Probably one of my favourite beer bottles to find and cut has been the green embossed Kronenbourg 1664 lager bottles. Not only is it a well made glass bottle, but has a nice looking embosed number around the lower body and a clean flat ridge to set the cutter to, leaving a very useful and good looking size of pot to hold tea-light candles in. I’ve literally made dozens of these already, and they work well.
I spotted a much larger version (660 ml) in the supermarket this week, so grabbed one to try, but had to work my way through the crate to find a good clean one that didn’t have a rub on the shoulders where the bottles collide in transport. Being a tea-totaller, I whipped it round to the brother-in-law to do me the favour of performing the gruelling task of drinking a free beer, which he did with consummate speed and good grace!

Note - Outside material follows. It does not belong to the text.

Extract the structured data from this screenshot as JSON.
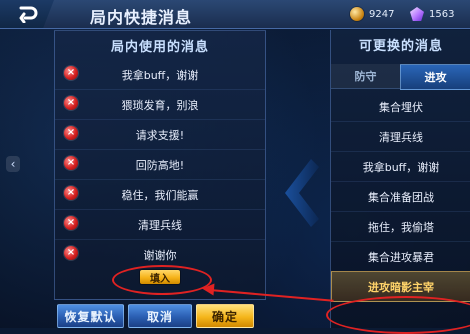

I set the bottle up on the Ephrem’s cutter, as it was a good fit at this size, and cut a neat score, which broke cleanly using the regular hot and cold water technique, saving both the base and the large neck which I’ll retain for another project. I edged both in my usual fashion, using two grades of diamond pads, and the end results were perfect. A very satisfying try-out of a useful bottle design in a larger size. I’ve photographed it here with the regular beer size for comparison. It’s large enough to take a smaller pillar candle, and could be used as a centre with a few smaller 1664 tea-lights around it.